Create a policy

Create a policy that defines the behavior of the Deep Security modules that you are using, and that configures policy settings such as agent-manager communication, scanning behavior, logging, event retention, and network engine settings. After you create a policy you can assign it to one or more computers.

To create a policy you create a Policy object, set its properties to define behaviors, and then use the PoliciesApi class to add it to Deep Security Manager. Because policies are hierarchical, when creating a policy you need to indicate the ID of the parent policy. (Use an ID of 0 to create a top-level policy.)

The Policy object provides access to many policy properties:

  • The ID of the parent policy
  • The interfaces to which the policy applies rules
  • Whether to perform ongoing recommendation scans
  • Whether to automatically send policy changes to computers (AutoRequiresUpdate)
  • Policy settings
Tip:

To see the available policy properties, expand the 200 response to the Describe a Policy operation in the API Reference.

This example creates a policy below Base Policy. A search obtains Base Policy to obtain its ID, which is used as the parent of a new policy. (The creation of the search criteria and search filter is not shown.)

Language

Code

Python

View source

# Search for the Base Policy
policies_api = api.PoliciesApi(api.ApiClient(configuration))
policy_search_results = policies_api.search_policies(api_version, search_filter=search_filter)

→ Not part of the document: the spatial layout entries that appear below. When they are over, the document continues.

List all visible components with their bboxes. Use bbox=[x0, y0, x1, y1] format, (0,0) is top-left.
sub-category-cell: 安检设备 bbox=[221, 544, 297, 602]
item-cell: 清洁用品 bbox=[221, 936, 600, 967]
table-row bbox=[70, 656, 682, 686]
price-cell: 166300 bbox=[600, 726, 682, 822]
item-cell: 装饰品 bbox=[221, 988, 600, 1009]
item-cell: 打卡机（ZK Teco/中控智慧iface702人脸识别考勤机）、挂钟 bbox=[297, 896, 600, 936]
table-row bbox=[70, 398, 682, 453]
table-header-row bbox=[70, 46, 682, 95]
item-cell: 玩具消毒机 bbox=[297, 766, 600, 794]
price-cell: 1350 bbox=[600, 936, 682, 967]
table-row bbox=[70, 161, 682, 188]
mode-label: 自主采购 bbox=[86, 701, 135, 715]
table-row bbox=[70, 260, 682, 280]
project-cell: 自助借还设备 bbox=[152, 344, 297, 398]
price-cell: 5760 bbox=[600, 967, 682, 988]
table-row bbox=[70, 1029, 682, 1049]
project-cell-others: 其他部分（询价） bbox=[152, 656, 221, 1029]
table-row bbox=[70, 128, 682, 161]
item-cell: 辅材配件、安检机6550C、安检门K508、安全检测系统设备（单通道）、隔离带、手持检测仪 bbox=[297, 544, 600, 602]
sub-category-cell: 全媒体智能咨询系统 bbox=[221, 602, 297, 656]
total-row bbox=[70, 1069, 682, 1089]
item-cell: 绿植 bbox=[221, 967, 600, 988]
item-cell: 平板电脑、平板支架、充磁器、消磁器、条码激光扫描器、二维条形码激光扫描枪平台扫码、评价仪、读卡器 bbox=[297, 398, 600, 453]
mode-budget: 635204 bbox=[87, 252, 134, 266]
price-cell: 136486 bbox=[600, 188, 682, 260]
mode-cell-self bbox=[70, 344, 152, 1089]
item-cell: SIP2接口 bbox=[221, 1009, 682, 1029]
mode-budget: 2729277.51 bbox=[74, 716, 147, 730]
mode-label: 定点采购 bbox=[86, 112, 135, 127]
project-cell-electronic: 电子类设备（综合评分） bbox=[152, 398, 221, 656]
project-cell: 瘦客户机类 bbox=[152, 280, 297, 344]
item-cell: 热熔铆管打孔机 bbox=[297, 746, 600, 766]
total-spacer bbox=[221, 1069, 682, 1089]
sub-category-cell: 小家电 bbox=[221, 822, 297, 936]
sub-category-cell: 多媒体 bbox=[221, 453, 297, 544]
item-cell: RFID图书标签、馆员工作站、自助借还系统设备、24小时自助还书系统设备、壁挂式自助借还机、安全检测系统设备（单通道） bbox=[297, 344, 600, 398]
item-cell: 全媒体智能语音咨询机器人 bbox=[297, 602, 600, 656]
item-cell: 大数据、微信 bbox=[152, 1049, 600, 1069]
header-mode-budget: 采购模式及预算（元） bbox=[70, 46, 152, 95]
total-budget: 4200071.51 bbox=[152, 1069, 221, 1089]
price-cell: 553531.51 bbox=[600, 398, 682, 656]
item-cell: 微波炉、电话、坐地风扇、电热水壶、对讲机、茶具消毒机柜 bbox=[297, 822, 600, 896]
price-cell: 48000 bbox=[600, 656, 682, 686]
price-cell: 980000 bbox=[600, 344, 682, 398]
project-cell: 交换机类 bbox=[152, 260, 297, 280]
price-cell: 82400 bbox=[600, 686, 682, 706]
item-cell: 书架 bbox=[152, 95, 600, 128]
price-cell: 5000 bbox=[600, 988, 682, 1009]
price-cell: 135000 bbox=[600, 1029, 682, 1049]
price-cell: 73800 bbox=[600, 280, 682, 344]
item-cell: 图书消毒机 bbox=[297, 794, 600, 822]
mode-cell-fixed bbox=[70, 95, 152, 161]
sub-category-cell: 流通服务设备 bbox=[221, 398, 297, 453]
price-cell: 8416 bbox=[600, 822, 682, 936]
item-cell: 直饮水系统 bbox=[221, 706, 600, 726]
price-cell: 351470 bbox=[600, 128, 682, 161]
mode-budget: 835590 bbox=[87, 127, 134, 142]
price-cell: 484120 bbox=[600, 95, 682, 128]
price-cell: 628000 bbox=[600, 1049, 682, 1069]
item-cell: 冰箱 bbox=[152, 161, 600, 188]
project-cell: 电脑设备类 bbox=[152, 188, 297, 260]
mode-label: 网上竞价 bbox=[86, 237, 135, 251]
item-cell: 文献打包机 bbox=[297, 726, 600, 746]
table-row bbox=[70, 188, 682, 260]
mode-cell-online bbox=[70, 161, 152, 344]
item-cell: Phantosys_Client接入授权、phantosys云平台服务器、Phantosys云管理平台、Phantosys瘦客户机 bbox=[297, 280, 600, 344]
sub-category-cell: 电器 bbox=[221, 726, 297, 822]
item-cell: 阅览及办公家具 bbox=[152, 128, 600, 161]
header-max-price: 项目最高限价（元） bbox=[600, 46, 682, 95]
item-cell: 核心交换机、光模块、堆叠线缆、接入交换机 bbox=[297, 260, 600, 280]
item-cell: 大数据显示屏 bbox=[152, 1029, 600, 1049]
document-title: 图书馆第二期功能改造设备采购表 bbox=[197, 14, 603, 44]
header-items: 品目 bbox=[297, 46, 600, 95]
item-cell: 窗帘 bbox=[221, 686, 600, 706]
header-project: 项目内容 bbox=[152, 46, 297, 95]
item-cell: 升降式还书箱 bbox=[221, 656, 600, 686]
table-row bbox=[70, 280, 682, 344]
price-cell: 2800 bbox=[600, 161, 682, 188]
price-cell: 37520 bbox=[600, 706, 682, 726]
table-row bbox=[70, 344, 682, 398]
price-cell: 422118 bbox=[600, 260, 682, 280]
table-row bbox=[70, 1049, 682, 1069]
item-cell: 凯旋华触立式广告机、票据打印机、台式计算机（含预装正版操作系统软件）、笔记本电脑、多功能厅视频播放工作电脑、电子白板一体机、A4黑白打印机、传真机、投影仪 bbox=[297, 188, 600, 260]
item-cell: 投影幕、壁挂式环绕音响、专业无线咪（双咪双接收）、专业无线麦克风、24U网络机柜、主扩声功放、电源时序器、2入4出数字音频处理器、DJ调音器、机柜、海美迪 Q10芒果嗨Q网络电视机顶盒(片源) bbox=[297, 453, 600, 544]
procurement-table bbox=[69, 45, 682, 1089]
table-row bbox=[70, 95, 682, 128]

# Set the parent ID of the new policy to the ID of the Base Policy
new_policy.parent_id = policy_search_results.policies[0].id

# Add the new policy to Deep Security Manager
created_policy = policies_api.create_policy(new_policy, api_version)

JavaScript

View source

// Performs the search
const searchPolicy = () => policiesApi.searchPolicies(apiVersion, searchOptions);
// Add the policy to Deep Security Manager
const createPolicy = data => {
  newPolicy.parentID = data.policies[0].ID;
  return policiesApi.createPolicy(newPolicy, apiVersion, { overrides: false });
};

searchPolicy()
  .then(createPolicy)
  .then(data => {
    resolve(data.ID);
  })
  .catch(error => {
    reject(error);
  });

Java

View source

// Perform the search
PoliciesApi policiesApi = new PoliciesApi();
Policies policies = policiesApi.searchPolicies(sf, Boolean.FALSE, apiVersion);

// Create and configure policy object
Policy policy = new Policy();
policy.setName(policyName);
policy.setDescription("Inherits from Base policy");
policy.setRecommendationScanMode(Policy.RecommendationScanModeEnum.OFF);
policy.setAutoRequiresUpdate(Policy.AutoRequiresUpdateEnum.ON);

// Set the ID of the parent policy
if (!policies.getPolicies().isEmpty()) {
    Integer id = policies.getPolicies().get(0).getID();
    policy.setParentID(id);

    // Create the policy
    return policiesApi.createPolicy(policy, Boolean.FALSE, apiVersion);
}

The Policy object that is created contains no module configurations or setting values. When the configurations and settings are omitted, the values are inherited from the parent policy. Therefore, the policy that is created inherits almost all behavior from the Base Policy. Also note that policy ID's are immutable, so if you know the ID of the policy you can just use it instead of searching.

To use the API to interact with policies, use the /api/policies endpoint. (See the Policies group of operations in the API Reference.)

For information about searching, see Search for Resources. For information about authenticating API calls, see Authenticate with Deep Security Manager.